At first, I just thought all the sappy New Age guitar, the insipid shots of butterflies and flower gardens, and the ingratiating use of a young boy were all indicative of sadly inept filmmaking.  Then it hit me.  Moskowitz makes a living making sappy, insipid, ingratiating commercials for politicians, and no doubt finds these elements truly evocative.  Nevertheless, the inherent interest value of the film’s subject pulls it through.  Writer / professor William Cotter Murray is an amazing screen presence, and Dow Mossman himself is only slightly less compelling.  As a reflexively self-exposed filmmaker / subject, Moskowitz is no Ross McElwee, and soon becomes tiresome.

 

[4]

 

He Loves Me...He Loves Me Not [Ŕ la folie...pas du tout] (Laetitia Colombani, France)

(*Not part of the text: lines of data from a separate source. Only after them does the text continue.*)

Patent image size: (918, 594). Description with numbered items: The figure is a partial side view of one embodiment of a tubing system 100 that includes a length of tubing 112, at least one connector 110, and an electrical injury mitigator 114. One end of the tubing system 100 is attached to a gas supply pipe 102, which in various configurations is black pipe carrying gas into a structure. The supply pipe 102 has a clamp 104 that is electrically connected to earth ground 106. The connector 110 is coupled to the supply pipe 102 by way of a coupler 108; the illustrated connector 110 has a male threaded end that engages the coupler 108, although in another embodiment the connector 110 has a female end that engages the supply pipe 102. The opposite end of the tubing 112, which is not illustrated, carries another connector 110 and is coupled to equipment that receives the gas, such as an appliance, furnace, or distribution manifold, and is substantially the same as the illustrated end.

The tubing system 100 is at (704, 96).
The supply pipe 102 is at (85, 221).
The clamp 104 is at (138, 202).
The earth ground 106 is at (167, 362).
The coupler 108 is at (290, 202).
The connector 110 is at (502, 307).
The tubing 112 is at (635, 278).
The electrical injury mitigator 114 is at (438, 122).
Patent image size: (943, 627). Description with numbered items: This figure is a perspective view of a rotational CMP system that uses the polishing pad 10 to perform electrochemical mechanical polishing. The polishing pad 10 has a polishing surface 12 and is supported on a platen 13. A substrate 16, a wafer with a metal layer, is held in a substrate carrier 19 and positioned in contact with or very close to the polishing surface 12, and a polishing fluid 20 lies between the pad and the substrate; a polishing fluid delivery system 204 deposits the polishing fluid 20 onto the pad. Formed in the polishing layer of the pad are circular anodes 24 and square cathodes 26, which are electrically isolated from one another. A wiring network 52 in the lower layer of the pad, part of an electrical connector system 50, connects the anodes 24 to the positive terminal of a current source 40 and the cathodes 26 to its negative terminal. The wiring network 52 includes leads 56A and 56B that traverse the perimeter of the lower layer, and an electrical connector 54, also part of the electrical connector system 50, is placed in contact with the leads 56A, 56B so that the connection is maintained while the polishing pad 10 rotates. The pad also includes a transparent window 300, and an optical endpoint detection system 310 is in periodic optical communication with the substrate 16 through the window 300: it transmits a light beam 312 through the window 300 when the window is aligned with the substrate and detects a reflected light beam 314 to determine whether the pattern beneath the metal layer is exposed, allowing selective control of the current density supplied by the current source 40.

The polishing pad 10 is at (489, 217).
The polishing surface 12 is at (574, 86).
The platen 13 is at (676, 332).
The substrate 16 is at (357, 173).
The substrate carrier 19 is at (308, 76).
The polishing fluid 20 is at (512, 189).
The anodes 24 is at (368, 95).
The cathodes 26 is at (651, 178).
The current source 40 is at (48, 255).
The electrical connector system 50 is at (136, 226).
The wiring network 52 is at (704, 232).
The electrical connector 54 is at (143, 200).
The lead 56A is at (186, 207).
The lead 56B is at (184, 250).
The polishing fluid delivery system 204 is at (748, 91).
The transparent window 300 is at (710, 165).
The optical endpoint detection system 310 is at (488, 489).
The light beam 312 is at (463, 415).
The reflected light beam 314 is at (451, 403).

I was willing to just roll with this, as a reasonably clever and adequately distracting trifle.  But then it simply refused to fucking end.  Up to the 70-minute mark, this was a candy-colored, black-comedy Fatal Attraction.  And it demonstrated formal chops, too.  It was pretty well shot, and the strict bifurcation actually made me think of a sort of frilly Hong Sang-soo ripoff.  Not great, but the world is filled with much, much worse.  But instead of going out gracefully, we get an interminable 40-minute epilogue.  Ridiculous genre regulations knock us upside the head, the idiot-plot points abound, and then the whole thing concludes with an attempt at seriousness in the form of a quotation by an actual mental patient.  Don’t promise me Sunday afternoon Cinemax and shove Lifetime up my ass.